Shrimp are harvested worldwide. Most large and medium-sized shrimp come from the tropical waters of countries like Thailand, India, Ecuador, and Mexico. Many small shrimp are harvested from the cold waters of Iceland, Greenland, and Canada.
Today, cultured or farmed marine shrimp play an important role in supplying the world’s shrimp demand. Total wild and farmed shrimp harvest accounts for less than 5 per cent of the total world fisheries harvest. Even so, shrimp has a very high commercial value and is the most important species group in world fisheries trade.
Fisheries in Pakistan
Fishery plays an important role in the national economy. It provides employment to about 300,000 fishermen directly. In addition, another 400,000 people are employed in ancillary industries. It is also a major source of export earning. In 1998-99, fish and fishery products valued at US $120 million were exported from Pakistan.
Federal government is responsible for fishery of exclusive economic zone of Pakistan. In addition, it is also responsible for making policies, inter-provincial co-ordination, planning, research, quality control, training, exploratory fishing, stock assessment, fisheries management, fleet improvement, data collection and export etc.
Pakistan is endowed with rich fishery potential. It is located in the northern part of the Arabian sea and has a coastline of about 1,120 km with a broad continental shelf and its exclusive economic zone extends up to 200 nautical miles from the coast.
There are about 16,000 fishing boats in coastal area of Pakistan which operate in shallow coastal waters as well as in offshore areas. There fishing boats undertake fishing trips lasting for few hours to about 25 days depending upon type of fishing. Total production from inland and marine waters is approximately 0.60 million tonnes.
Fisheries are difficult to manage effectively because they exist in a complex ecosystem and are often considered a common property resource (owned by all citizens of a nation).
Aquaculture , or fish farming, in which aquatic organism are raised under controlled conditions in ponds, tanks, or floating net pens, is becoming a part of fisheries management. Aquaculture techniques, which help increase stock populations and control predators, are used in the oyster, clam, and mussel fisheries.
Fish farming may help reduce harvest pressure on the remaining wild stock. In Japan, the chum salmon fishery and several other fisheries depend upon hatcheries where fish reproduction and survival is enhanced to provide the young fish. In fact, aquaculture production is becoming an essential part of the world’s fish supply.
They share of the total world harvest produced through aquaculture has steadily increased over the past two decades and now accounts for nearly 20 per cent of world harvest.
One of the greatest challenges in fisheries management is the control of bycatch, the unintentional killing of species not intended to be caught, such as low value fish, immature fish, or even marine mammals. Fisheries are influenced by more than just fishing activity.
Fishery managers must also manage activities on land, such as agriculture, irrigation, pollution and development, that may impact critical fisheries habitat.
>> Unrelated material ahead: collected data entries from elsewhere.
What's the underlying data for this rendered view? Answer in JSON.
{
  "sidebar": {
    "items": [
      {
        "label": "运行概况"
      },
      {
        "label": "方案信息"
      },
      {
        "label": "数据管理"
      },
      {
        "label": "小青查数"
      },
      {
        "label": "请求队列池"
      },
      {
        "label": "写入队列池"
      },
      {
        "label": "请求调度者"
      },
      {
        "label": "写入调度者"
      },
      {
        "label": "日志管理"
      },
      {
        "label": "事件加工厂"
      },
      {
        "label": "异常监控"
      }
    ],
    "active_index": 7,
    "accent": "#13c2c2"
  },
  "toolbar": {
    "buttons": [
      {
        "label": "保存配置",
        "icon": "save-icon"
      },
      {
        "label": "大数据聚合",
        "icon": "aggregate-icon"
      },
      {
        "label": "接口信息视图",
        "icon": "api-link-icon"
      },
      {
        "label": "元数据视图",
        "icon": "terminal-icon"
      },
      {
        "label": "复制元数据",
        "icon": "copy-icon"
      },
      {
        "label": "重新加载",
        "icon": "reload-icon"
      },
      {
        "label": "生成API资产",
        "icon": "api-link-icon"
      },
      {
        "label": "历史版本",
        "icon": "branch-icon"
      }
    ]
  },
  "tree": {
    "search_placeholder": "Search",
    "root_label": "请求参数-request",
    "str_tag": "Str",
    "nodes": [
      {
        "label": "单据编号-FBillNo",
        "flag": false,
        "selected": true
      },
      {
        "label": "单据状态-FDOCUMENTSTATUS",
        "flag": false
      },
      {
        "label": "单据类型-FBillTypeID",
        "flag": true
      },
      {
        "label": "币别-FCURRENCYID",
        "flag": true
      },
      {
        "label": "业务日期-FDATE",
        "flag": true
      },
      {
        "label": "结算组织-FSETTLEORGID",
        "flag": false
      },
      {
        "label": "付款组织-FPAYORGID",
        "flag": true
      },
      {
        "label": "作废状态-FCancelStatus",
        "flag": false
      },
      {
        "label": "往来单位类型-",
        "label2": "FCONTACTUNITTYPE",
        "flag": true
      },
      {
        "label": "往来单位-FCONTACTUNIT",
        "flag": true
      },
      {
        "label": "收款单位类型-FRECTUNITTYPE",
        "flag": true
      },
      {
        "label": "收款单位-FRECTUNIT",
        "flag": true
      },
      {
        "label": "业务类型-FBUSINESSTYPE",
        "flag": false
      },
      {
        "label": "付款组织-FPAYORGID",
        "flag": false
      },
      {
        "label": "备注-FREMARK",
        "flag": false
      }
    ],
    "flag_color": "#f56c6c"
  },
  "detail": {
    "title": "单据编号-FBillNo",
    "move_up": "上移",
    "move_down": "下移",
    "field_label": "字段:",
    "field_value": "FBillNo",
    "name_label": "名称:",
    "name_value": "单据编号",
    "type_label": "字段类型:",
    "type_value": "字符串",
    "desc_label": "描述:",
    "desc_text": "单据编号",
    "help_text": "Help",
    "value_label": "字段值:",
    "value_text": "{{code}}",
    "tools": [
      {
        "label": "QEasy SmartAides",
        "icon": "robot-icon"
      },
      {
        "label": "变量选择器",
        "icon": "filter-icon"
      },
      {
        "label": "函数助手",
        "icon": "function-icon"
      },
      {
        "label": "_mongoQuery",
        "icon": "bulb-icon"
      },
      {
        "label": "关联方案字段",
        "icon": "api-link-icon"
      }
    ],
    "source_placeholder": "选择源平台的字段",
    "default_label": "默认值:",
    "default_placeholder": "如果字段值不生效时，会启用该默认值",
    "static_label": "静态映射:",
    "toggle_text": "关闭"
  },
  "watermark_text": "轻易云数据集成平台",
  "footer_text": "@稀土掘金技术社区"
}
Finally, fisheries exist in an environment that naturally fluctuates.
Events such as changes in ocean currents and temperatures can dramatically influence the size and health of fish stocks, making them more of a challenge to mange effectively.
It is becoming increasingly clear that the effective fisheries management, at both the policy making and the implementation stages, depends critically on agreement and participation that utilise objective and reliable reporting of fishery status and trends.